A folding rate enhancement provided by SurA is required to recapitulate phenotypes. The rate enhancement provided by SurA is defined as the folding rate constant for SurA–BAM divided by the folding rate constant for BAM-only. Shown are contour lines for OMP periplasmic lifetime (green) and the summed concentration of free and aggregated uOMP (red). The concentration of fOMP in the ∆surA simulation and WT simulation are related; the ∆surA simulation is expected to return a concentration of fOMP ∼10% of that in the WT simulation (13). The limits defining where the fOMP concentration in the ∆surA simulation is 5% or 15% of the WT simulation are shown as gray contour lines. If this value is less than 5%, SurA is more essential than expected; if the value is greater than 15%, SurA is more inconsequential than expected. The cyan area indicates the parameter space that results in lifetimes, free and aggregated uOMP concentrations, and fOMP concentrations that agree with experimental observations; a mild rate enhancement of 3–100 fold is required to recapitulate experimental observations.

Fig. 4.

OMPBioM allows the assessment of in vivo BAM folding rates. Shown are the contour lines for OMP periplasmic lifetimes (green) and copy number per cell (CN) (blue) as a function of covariation of the periplasmic input rate (k_in) and the effective BAM folding rate (k_fold). The parameter space allowed by the known values for OMP lifetimes and CN is shown in cyan. The dashed red line indicates the boundary where the concentration of free and aggregated uOMP in the periplasm equals 1 µM; this is a viable parameter space. The solid red line is the boundary at which uOMP + Aggregate = 10 µM; this concentration would be expected to induce the envelope stress response.
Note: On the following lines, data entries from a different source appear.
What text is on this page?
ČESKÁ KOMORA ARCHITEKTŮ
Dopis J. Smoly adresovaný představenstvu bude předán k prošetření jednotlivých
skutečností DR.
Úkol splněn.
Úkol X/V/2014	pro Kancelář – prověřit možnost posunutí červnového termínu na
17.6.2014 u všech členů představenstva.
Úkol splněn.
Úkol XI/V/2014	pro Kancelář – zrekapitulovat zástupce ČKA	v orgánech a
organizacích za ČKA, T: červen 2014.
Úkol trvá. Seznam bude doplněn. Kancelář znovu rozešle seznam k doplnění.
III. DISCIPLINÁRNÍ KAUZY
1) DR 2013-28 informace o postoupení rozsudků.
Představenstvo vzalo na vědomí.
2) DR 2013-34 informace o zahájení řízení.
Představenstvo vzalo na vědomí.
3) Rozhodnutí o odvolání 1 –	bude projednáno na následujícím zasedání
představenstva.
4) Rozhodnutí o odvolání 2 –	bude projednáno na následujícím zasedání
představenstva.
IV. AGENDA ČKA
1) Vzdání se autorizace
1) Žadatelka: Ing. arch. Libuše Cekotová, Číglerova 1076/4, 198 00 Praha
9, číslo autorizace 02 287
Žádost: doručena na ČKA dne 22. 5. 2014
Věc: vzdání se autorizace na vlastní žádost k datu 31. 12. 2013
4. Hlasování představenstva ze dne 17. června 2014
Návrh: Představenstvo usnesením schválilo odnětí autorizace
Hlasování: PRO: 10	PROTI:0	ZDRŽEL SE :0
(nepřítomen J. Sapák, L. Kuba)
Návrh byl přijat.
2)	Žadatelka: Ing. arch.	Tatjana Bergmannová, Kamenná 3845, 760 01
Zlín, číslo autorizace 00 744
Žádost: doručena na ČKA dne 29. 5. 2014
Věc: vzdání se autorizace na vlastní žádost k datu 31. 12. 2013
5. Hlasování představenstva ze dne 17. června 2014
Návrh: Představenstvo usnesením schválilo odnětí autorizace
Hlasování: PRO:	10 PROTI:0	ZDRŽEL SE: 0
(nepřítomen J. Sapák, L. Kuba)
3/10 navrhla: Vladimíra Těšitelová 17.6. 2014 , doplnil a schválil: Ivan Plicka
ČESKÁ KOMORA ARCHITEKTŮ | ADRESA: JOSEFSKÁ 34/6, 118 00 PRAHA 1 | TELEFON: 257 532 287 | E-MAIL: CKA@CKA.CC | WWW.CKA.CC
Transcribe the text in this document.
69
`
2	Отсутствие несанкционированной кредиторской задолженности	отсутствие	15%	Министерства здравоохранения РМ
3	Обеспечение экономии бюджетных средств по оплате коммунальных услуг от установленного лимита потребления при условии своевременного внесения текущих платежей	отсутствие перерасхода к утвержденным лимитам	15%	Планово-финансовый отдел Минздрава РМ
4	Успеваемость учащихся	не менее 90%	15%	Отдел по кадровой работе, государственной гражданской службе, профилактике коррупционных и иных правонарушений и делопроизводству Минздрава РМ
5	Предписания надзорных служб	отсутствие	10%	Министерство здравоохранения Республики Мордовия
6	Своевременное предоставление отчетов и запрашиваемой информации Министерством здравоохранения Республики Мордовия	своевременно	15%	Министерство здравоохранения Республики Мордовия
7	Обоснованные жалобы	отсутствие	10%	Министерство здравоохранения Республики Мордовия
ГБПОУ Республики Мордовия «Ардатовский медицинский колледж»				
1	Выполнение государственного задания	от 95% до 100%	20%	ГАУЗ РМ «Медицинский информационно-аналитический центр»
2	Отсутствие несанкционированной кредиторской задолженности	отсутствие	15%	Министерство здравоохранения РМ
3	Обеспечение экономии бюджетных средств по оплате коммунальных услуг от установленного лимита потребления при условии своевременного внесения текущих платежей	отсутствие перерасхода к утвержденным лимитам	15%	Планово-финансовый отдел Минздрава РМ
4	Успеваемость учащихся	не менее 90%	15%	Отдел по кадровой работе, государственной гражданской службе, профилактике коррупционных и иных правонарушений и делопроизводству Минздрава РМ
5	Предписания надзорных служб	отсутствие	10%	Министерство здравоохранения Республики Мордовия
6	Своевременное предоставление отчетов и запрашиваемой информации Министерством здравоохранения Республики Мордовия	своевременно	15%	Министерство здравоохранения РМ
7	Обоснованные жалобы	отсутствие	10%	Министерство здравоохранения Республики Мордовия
The increasing red shading in the bottom right corner indicates the increasing accumulation of uOMP in the periplasm; these levels would be expected to lead to cell death.

Fig. 5.

OMP biogenesis is highly dynamic, with many binding events occurring between uOMP synthesis and folding. (A) The number of binding events for each synthesized uOMP under WT conditions. Fitting these data to an exponential decay results in 348 binding events on average. (B) A representative trajectory (600,000 steps) of binding events for a single (representative) uOMP over its periplasmic lifetime; between every binding event, the OMP is released to form free uOMP before it is bound by another chaperone. This particular OMP has a periplasmic lifetime of 54 s. SI Appendix, Table S4 shows the number of binding events and lifetimes for simulated phenotypes.